No seu livro de 1956, The Power Elite , C. Wright Mills documentou como a II Guerra Mundial solidificou a trindade de poder nos EUA que compreendia corporações, militares e elites governantes numa estrutura de pode centralizada pelos interesses de classe e a trabalhar em uníssono por todos os “alto círculos” de contacto e acordo. Mills descreveu como a elite do poder eram aqueles “que decidiam tudo o que fosse para ser decidido” com consequências importantes [4] . Estes decisores do círculo mais alto tendiam a estar preocupados com relacionamentos inter-organizacionais e o funcionamento da economia como um todo, ao invés da promoção dos seus interesses corporativos particulares [5] .

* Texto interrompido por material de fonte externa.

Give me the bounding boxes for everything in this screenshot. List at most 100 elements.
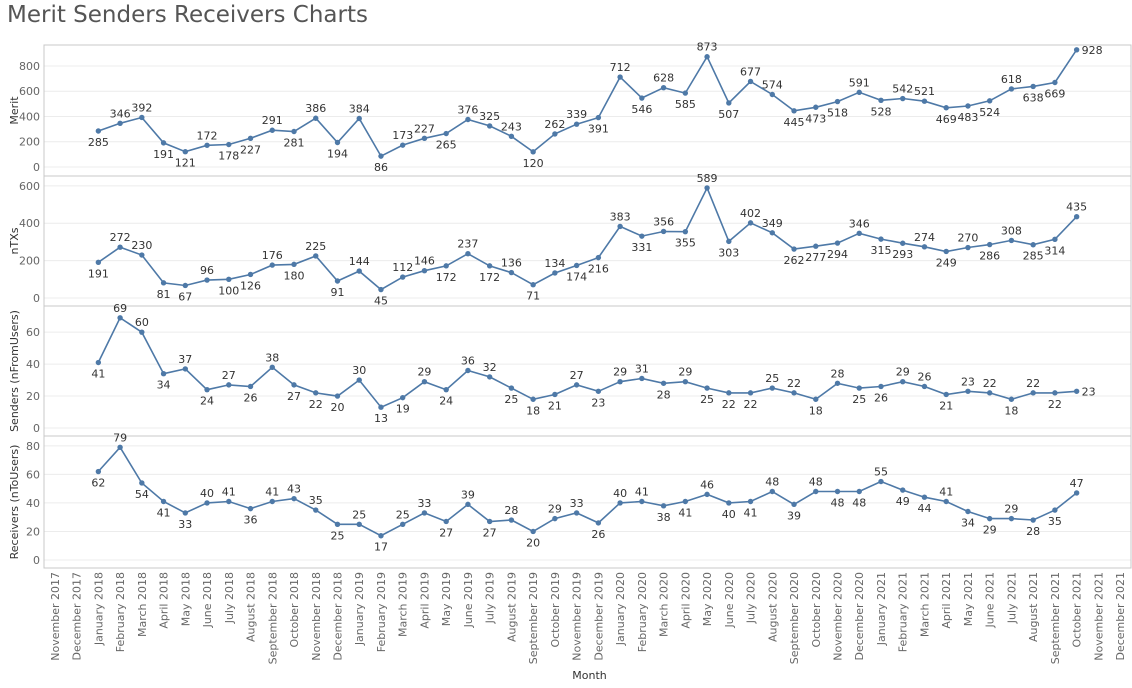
data-point <box>986 241 993 248</box>
data-point <box>465 367 471 374</box>
data-point <box>334 278 341 284</box>
data-label: 134 <box>544 257 565 270</box>
data-label: 44 <box>917 502 931 515</box>
data-point <box>682 90 689 96</box>
data-label: 27 <box>222 369 236 382</box>
data-point <box>878 383 884 390</box>
x-tick-label: November 2019 <box>571 572 584 661</box>
data-point <box>660 228 667 235</box>
x-tick-label: February 2020 <box>636 572 649 652</box>
x-tick-label: December 2021 <box>1114 572 1127 661</box>
data-label: 126 <box>240 279 261 292</box>
data-label: 20 <box>330 401 344 414</box>
data-point <box>747 78 754 85</box>
data-label: 21 <box>939 399 953 412</box>
data-point <box>421 378 428 385</box>
data-point <box>486 374 493 380</box>
y-tick-label: 600 <box>19 180 40 193</box>
panel-frame <box>43 435 1132 569</box>
x-tick-label: March 2019 <box>397 572 410 637</box>
data-label: 225 <box>305 240 326 253</box>
data-label: 144 <box>349 255 370 268</box>
data-label: 262 <box>784 254 805 267</box>
x-tick-label: May 2018 <box>179 572 192 626</box>
data-label: 112 <box>392 261 413 274</box>
data-point <box>334 521 341 528</box>
x-tick-label: December 2019 <box>592 572 605 661</box>
data-point <box>117 315 123 321</box>
x-tick-label: February 2021 <box>897 572 910 652</box>
x-tick-label: April 2018 <box>158 572 171 629</box>
data-point <box>400 274 406 280</box>
data-label: 521 <box>914 85 935 98</box>
data-label: 45 <box>374 295 388 308</box>
data-point <box>247 135 254 142</box>
y-axis-label: nTXs <box>8 227 21 254</box>
data-label: 18 <box>526 404 540 417</box>
series-line <box>97 185 1078 291</box>
data-point <box>160 370 167 377</box>
data-point <box>400 142 406 148</box>
data-label: 473 <box>805 112 826 125</box>
data-label: 591 <box>849 76 870 89</box>
data-point <box>247 383 254 390</box>
data-point <box>834 98 841 105</box>
data-label: 46 <box>700 478 714 491</box>
data-label: 25 <box>700 393 714 406</box>
x-tick-label: December 2020 <box>853 572 866 661</box>
data-label: 146 <box>414 255 435 268</box>
data-label: 35 <box>309 494 323 507</box>
data-point <box>595 114 602 121</box>
data-label: 24 <box>200 395 214 408</box>
data-point <box>834 380 841 386</box>
data-label: 25 <box>504 393 518 406</box>
y-tick-label: 400 <box>19 110 40 123</box>
data-point <box>965 103 971 109</box>
data-label: 638 <box>1023 91 1044 104</box>
data-label: 38 <box>657 511 671 524</box>
y-tick-label: 40 <box>26 497 40 510</box>
data-point <box>204 500 210 506</box>
data-label: 33 <box>178 518 192 531</box>
data-label: 60 <box>135 316 149 329</box>
data-label: 21 <box>548 399 562 412</box>
data-point <box>617 74 623 80</box>
data-point <box>508 133 515 140</box>
data-point <box>465 501 471 508</box>
data-label: 628 <box>653 72 674 85</box>
data-point <box>769 385 775 391</box>
data-label: 48 <box>809 476 823 489</box>
data-point <box>573 262 580 269</box>
data-label: 22 <box>309 398 323 411</box>
x-tick-label: August 2021 <box>1027 572 1040 642</box>
x-tick-label: July 2018 <box>223 572 236 624</box>
data-point <box>1030 83 1036 90</box>
data-point <box>726 100 732 106</box>
data-point <box>247 505 254 512</box>
data-label: 136 <box>501 257 522 270</box>
data-point <box>443 518 449 525</box>
data-point <box>1073 47 1080 53</box>
x-tick-label: November 2018 <box>310 572 323 661</box>
data-label: 27 <box>439 526 453 539</box>
data-point <box>465 251 471 257</box>
data-label: 589 <box>697 172 718 185</box>
x-tick-label: August 2020 <box>766 572 779 642</box>
data-point <box>704 385 710 391</box>
data-label: 23 <box>961 375 975 388</box>
data-label: 285 <box>88 136 109 149</box>
data-point <box>160 140 167 146</box>
data-label: 402 <box>740 207 761 220</box>
y-tick-label: 200 <box>19 255 40 268</box>
data-point <box>595 254 602 261</box>
data-label: 618 <box>1001 73 1022 86</box>
x-tick-label: November 2017 <box>49 572 62 661</box>
x-tick-label: August 2019 <box>505 572 518 642</box>
x-tick-label: July 2019 <box>484 572 497 624</box>
data-point <box>465 116 471 123</box>
data-point <box>726 500 732 506</box>
data-label: 230 <box>131 239 152 252</box>
data-point <box>704 185 710 191</box>
data-point <box>313 390 319 396</box>
y-tick-label: 0 <box>33 554 40 567</box>
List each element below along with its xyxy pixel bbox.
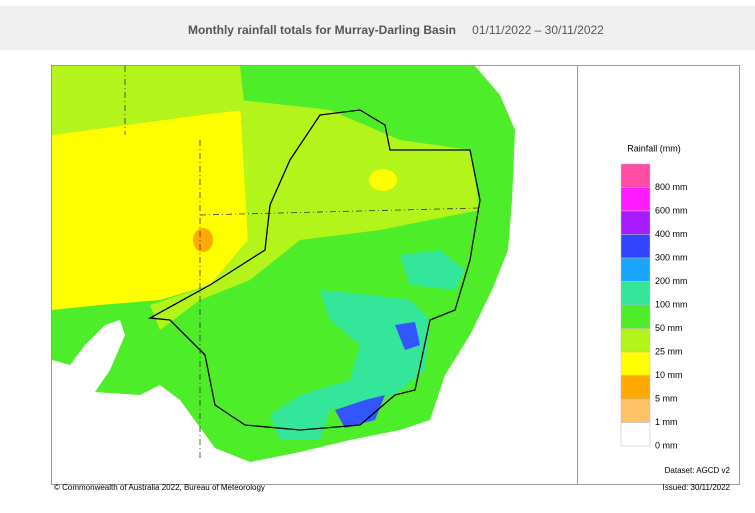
legend-label: 50 mm	[655, 323, 683, 333]
copyright: © Commonwealth of Australia 2022, Bureau…	[54, 483, 265, 492]
dry-spot	[369, 169, 397, 191]
transition-region	[150, 100, 480, 330]
title: Monthly rainfall totals for Murray-Darli…	[188, 23, 456, 37]
dry-region	[52, 100, 248, 310]
legend-label: 10 mm	[655, 370, 683, 380]
legend-label: 5 mm	[655, 393, 678, 403]
legend-swatch	[620, 187, 651, 212]
header-bar	[0, 6, 755, 50]
legend-title: Rainfall (mm)	[627, 143, 681, 153]
legend-swatch	[620, 398, 651, 423]
legend-swatch	[620, 257, 651, 282]
legend-swatch	[620, 234, 651, 259]
legend-label: 300 mm	[655, 252, 688, 262]
legend-swatch	[620, 328, 651, 353]
legend-label: 100 mm	[655, 299, 688, 309]
legend-label: 25 mm	[655, 346, 683, 356]
issued: Issued: 30/11/2022	[663, 483, 731, 492]
legend-label: 1 mm	[655, 417, 678, 427]
legend-swatch	[620, 281, 651, 306]
legend: 800 mm 600 mm 400 mm 300 mm 200 mm 100 mm 50 m…	[620, 163, 688, 450]
legend-label: 400 mm	[655, 229, 688, 239]
legend-label: 0 mm	[655, 440, 678, 450]
state-border	[124, 66, 481, 460]
map	[52, 66, 515, 462]
legend-label: 800 mm	[655, 182, 688, 192]
legend-swatch	[620, 422, 651, 447]
basin-boundary	[147, 109, 481, 431]
dry-spot	[193, 228, 213, 252]
legend-label: 600 mm	[655, 205, 688, 215]
wet-region	[270, 290, 430, 440]
north-region	[52, 66, 245, 135]
period: 01/11/2022 – 30/11/2022	[472, 23, 604, 37]
legend-swatch	[620, 375, 651, 400]
legend-label: 200 mm	[655, 276, 688, 286]
legend-swatch	[620, 210, 651, 235]
legend-swatch	[620, 163, 651, 188]
dataset: Dataset: AGCD v2	[665, 466, 731, 475]
heavy-region	[335, 322, 420, 428]
legend-swatch	[620, 351, 651, 376]
legend-swatch	[620, 304, 651, 329]
wet-region	[400, 250, 465, 290]
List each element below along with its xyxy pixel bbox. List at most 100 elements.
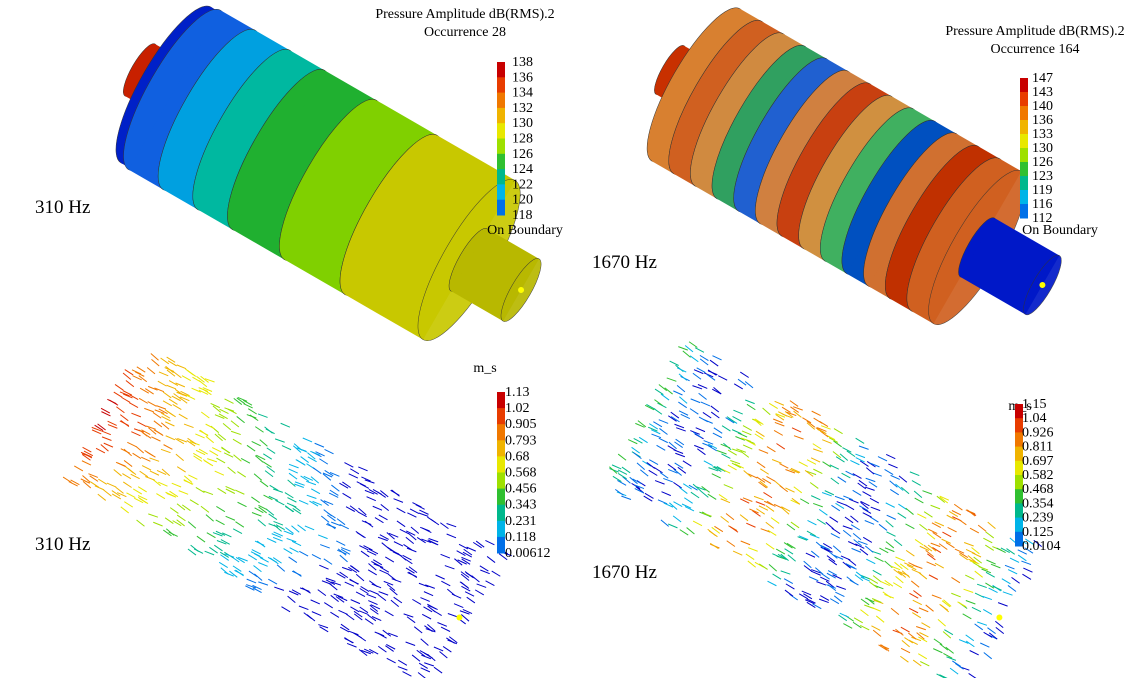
vector [966, 641, 975, 647]
vector [341, 624, 350, 630]
vector [755, 562, 764, 567]
colorbar-segment [497, 424, 505, 441]
vector [983, 653, 992, 659]
vector [315, 442, 324, 448]
vector [670, 361, 679, 367]
vector [865, 485, 875, 492]
vector [323, 559, 332, 565]
vector [329, 584, 338, 590]
vector [131, 431, 140, 437]
vector [394, 497, 403, 503]
vector [282, 445, 291, 451]
legend-tick-label: 133 [1032, 127, 1053, 142]
vector [124, 502, 133, 507]
vector [300, 457, 309, 463]
vector [403, 555, 412, 560]
legend-tick-label: 0.118 [505, 530, 536, 545]
vector [358, 466, 367, 472]
vector [713, 387, 723, 394]
vector [852, 533, 861, 539]
legend-tick-label: 118 [512, 208, 532, 223]
vector [320, 543, 330, 550]
vector [115, 384, 124, 390]
vector [985, 532, 994, 538]
legend-title: m_s [473, 361, 496, 376]
vector [784, 549, 793, 554]
vector [640, 470, 649, 476]
vector [163, 392, 172, 398]
vector [776, 443, 785, 449]
vector [995, 621, 1004, 627]
vector [693, 521, 702, 526]
vector [966, 510, 975, 516]
colorbar-segment [497, 521, 505, 538]
vector [397, 508, 406, 513]
vector [423, 607, 432, 612]
vector [648, 426, 657, 432]
vector [115, 487, 124, 493]
vector [759, 564, 768, 569]
vector [291, 526, 301, 533]
vector [324, 603, 333, 608]
vector [126, 493, 135, 498]
vector [422, 614, 431, 619]
vector [252, 441, 261, 447]
vector [257, 520, 267, 527]
vector [977, 583, 987, 590]
vector [121, 448, 130, 454]
legend-tick-label: 0.811 [1022, 440, 1053, 455]
vector [104, 442, 113, 448]
vector [356, 592, 365, 597]
vector [948, 527, 957, 533]
vector [351, 599, 360, 605]
vector [842, 473, 851, 478]
vector [697, 449, 706, 455]
vector [233, 529, 242, 534]
vector [275, 500, 284, 505]
vector [933, 639, 942, 645]
vector [932, 523, 941, 528]
vector [764, 500, 773, 506]
vector [387, 547, 396, 552]
vector [858, 480, 867, 486]
vector [133, 375, 142, 381]
vector [733, 416, 742, 421]
vector [701, 401, 710, 407]
vector [407, 512, 416, 518]
vector [740, 372, 749, 377]
vector [1005, 564, 1014, 570]
vector [646, 462, 655, 468]
vector [719, 494, 728, 500]
legend-footer: On Boundary [487, 223, 563, 238]
vector [672, 516, 681, 522]
legend-tick-label: 0.239 [1022, 511, 1054, 526]
vector [345, 581, 354, 587]
vector [673, 502, 682, 507]
vector [127, 442, 136, 448]
legend-tick-label: 0.125 [1022, 525, 1054, 540]
vector [467, 546, 476, 552]
vector [813, 447, 823, 454]
vector [155, 430, 164, 436]
vector [284, 549, 293, 554]
vector [939, 644, 948, 650]
vector [446, 589, 456, 596]
vector [745, 399, 754, 405]
vector [142, 465, 151, 471]
vector [965, 635, 974, 641]
vector [871, 549, 881, 556]
vector [868, 482, 877, 488]
vector [142, 433, 151, 439]
vector [785, 487, 794, 493]
vector [667, 376, 677, 383]
vector [410, 509, 419, 514]
vector [871, 625, 880, 630]
vector [1018, 555, 1027, 561]
vector [900, 487, 910, 494]
vector [942, 532, 951, 537]
colorbar-segment [497, 154, 505, 170]
vector [819, 598, 829, 605]
vector [684, 498, 693, 504]
vector [231, 430, 241, 437]
colorbar-segment [1020, 148, 1028, 163]
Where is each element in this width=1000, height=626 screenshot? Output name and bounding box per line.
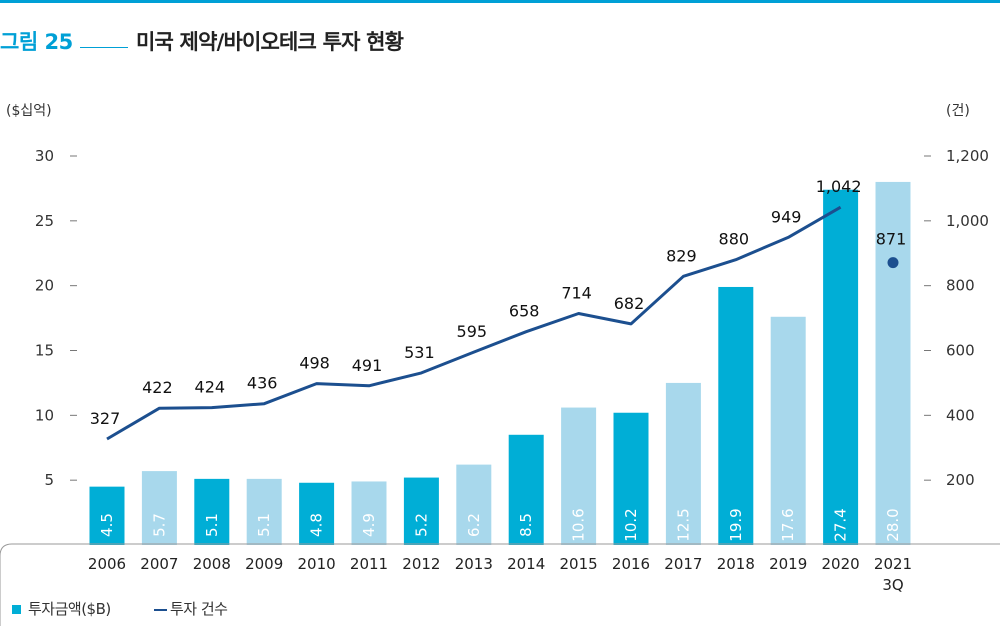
- x-tick-label: 3Q: [882, 576, 903, 594]
- line-value-label: 498: [299, 354, 330, 373]
- x-tick-label: 2006: [88, 555, 126, 573]
- line-value-label: 1,042: [816, 177, 862, 196]
- bar-value-label: 4.9: [360, 513, 378, 537]
- x-tick-label: 2011: [350, 555, 388, 573]
- x-axis-labels: 2006 2007 2008 2009 2010 2011 2012 2013 2014 2015…: [88, 555, 912, 594]
- bar: [194, 478, 230, 545]
- bar: [718, 286, 754, 545]
- x-tick-label: 2008: [193, 555, 231, 573]
- bar-value-label: 10.2: [622, 508, 640, 541]
- bar-value-label: 12.5: [674, 508, 692, 541]
- x-tick-label: 2018: [717, 555, 755, 573]
- bar: [613, 412, 649, 545]
- bar-value-label: 19.9: [727, 508, 745, 541]
- line-value-label: 531: [404, 343, 435, 362]
- legend-label-investment: 투자금액($B): [28, 600, 111, 618]
- x-tick-label: 2017: [664, 555, 702, 573]
- bar-value-label: 5.2: [412, 513, 430, 537]
- line-value-label: 436: [247, 374, 278, 393]
- line-value-label: 491: [352, 356, 383, 375]
- bar-value-labels: 4.5 5.7 5.1 5.1 4.8 4.9 5.2 6.2 8.5 10.6 10.2 12.5 1…: [98, 508, 902, 541]
- right-tick-label: 1,200: [946, 147, 989, 165]
- line-value-label: 714: [561, 284, 592, 303]
- deals-line: [106, 205, 842, 441]
- left-axis-unit: ($십억): [6, 103, 52, 119]
- legend-square-icon: [12, 605, 21, 614]
- baseline-frame: [0, 543, 1000, 626]
- bar: [823, 189, 859, 546]
- bar-value-label: 5.7: [150, 513, 168, 537]
- bar-value-label: 27.4: [832, 508, 850, 541]
- right-tick-label: 800: [946, 277, 975, 295]
- bar: [351, 481, 387, 545]
- x-tick-label: 2014: [507, 555, 545, 573]
- figure-title: 미국 제약/바이오테크 투자 현황: [136, 30, 404, 54]
- bar-value-label: 8.5: [517, 513, 535, 537]
- x-tick-label: 2015: [560, 555, 598, 573]
- right-tick-label: 1,000: [946, 212, 989, 230]
- line-value-label: 949: [771, 207, 802, 226]
- left-tick-label: 15: [35, 342, 54, 360]
- left-axis: ($십억) 5 10 15 20 25 30: [6, 103, 77, 489]
- line-series-deals: [106, 205, 899, 441]
- line-value-label: 829: [666, 246, 697, 265]
- right-tick-label: 200: [946, 471, 975, 489]
- bar: [508, 434, 544, 545]
- bar: [875, 181, 911, 545]
- right-tick-label: 400: [946, 406, 975, 424]
- legend-line-icon: [154, 609, 167, 611]
- left-tick-label: 5: [44, 471, 54, 489]
- bar: [299, 482, 335, 545]
- bar-value-label: 5.1: [255, 513, 273, 537]
- top-accent-rule: [0, 0, 1000, 3]
- x-tick-label: 2021: [874, 555, 912, 573]
- left-tick-label: 20: [35, 277, 54, 295]
- x-tick-label: 2020: [822, 555, 860, 573]
- line-value-label: 658: [509, 302, 540, 321]
- bar: [141, 471, 177, 545]
- line-value-label: 424: [195, 378, 226, 397]
- bar: [89, 486, 125, 545]
- line-value-label: 327: [90, 409, 121, 428]
- bar: [246, 478, 282, 545]
- right-axis: (건) 200 400 600 800 1,000 1,200: [924, 103, 989, 489]
- bar-value-label: 10.6: [570, 508, 588, 541]
- x-tick-label: 2016: [612, 555, 650, 573]
- right-tick-label: 600: [946, 342, 975, 360]
- x-tick-label: 2007: [140, 555, 178, 573]
- x-tick-label: 2019: [769, 555, 807, 573]
- line-value-label: 871: [876, 230, 907, 249]
- bar-value-label: 5.1: [203, 513, 221, 537]
- deals-marker-2021: [887, 257, 899, 269]
- line-value-label: 682: [614, 294, 645, 313]
- bar-value-label: 4.5: [98, 513, 116, 537]
- x-tick-label: 2010: [298, 555, 336, 573]
- bar: [770, 316, 806, 545]
- bar: [665, 382, 701, 545]
- bar: [456, 464, 492, 545]
- bar: [403, 477, 439, 545]
- line-value-label: 422: [142, 378, 173, 397]
- bar-value-label: 28.0: [884, 508, 902, 541]
- x-tick-label: 2013: [455, 555, 493, 573]
- line-value-label: 880: [719, 230, 750, 249]
- figure-number: 그림 25: [0, 30, 73, 54]
- left-tick-label: 10: [35, 406, 54, 424]
- title-separator-line: [80, 47, 128, 48]
- bar-value-label: 4.8: [308, 513, 326, 537]
- bar: [561, 407, 597, 545]
- line-value-labels: 327 422 424 436 498 491 531 595 658 714 682 829 880 9…: [90, 177, 907, 428]
- left-tick-label: 30: [35, 147, 54, 165]
- x-tick-label: 2009: [245, 555, 283, 573]
- legend-label-deals: 투자 건수: [170, 600, 228, 618]
- bar-value-label: 17.6: [779, 508, 797, 541]
- bar-series-investment: [89, 181, 911, 546]
- right-axis-unit: (건): [946, 103, 970, 119]
- bar-value-label: 6.2: [465, 513, 483, 537]
- left-tick-label: 25: [35, 212, 54, 230]
- x-tick-label: 2012: [402, 555, 440, 573]
- line-value-label: 595: [457, 322, 488, 341]
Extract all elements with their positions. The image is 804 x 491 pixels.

As elites políticas do círculo mais alto (higher-circle policy elites, HCPE) constituem um segmento da classe superior americana e são os principais decisores na sociedade. Embora estas elites mostrem alguma noção do “senso de nós” (we-ness”), eles também tendem a ter desacordos contínuos sobre políticas específicas e acções necessárias em várias circunstâncias sócio-políticas. [6] Estes desacordos podem bloquear respostas reaccionárias agressivas a movimentos sociais e distúrbios civis, como no caso do movimento trabalhista na década de 1930 e o movimento de direitos civis na década de 1960. Durante estes dois períodos, os elementos mais liberais das HCPE tendiam a dominar o processo de tomada de decisão e apoiou a aprovação das leis de Relações Trabalhistas Nacionais e de Segurança Social em 1935, bem como as leis de Direitos Civis e Oportunidades Económicas em 1964. Estas peças de legislação eram vistas como concessões aos movimentos sociais em curso e a inquietações civis, e foram implementadas ao invés de instituir políticas mais repressivas.

Entretanto, durante período de ameaças vindas de inimigos externos, como nas I e II Guerras Mundiais, elementos mais conservadores/reaccionários da HCPE avançaram com êxito nas suas agendas. Durante e após a I Guerra Mundial, os Estados Unidos instituíram respostas repressivas a movimentos sociais, como por exemplo através dos Palmer Raids e da aprovação do Espionage Act de 1917 e do Sediction Act de 1918. Após a II Guerra Mundial, a HCPE permitiu e encorajou os ataques da era McCarthy contra liberais e radicais e, em 1947, a aprovação do National Security Act e da lei trabalhista Taft-Hartley. Nos últimos vinte e cinco anos, e especialmente desde os eventos do 11/Set, a HCPE nos EUA tem estado unida no apoio a um império americano de poder militar que mantenha uma guerra repressiva contra grupos de resistência – tipicamente alcunhados como “terroristas” – em todo o mundo. Esta guerra ao terror é muito mais acerca de proteger a globalização transnacionais, a livre movimentação do capital financeiro, a hegemonia do dólar e o acesso ao petróleo do que acerca da repressão ao terrorismo. Cada vez mais, a Organização do Tratado do Atlântico Norte (NATO) é uma associada dos interesses de dominação global dos EUA. [7]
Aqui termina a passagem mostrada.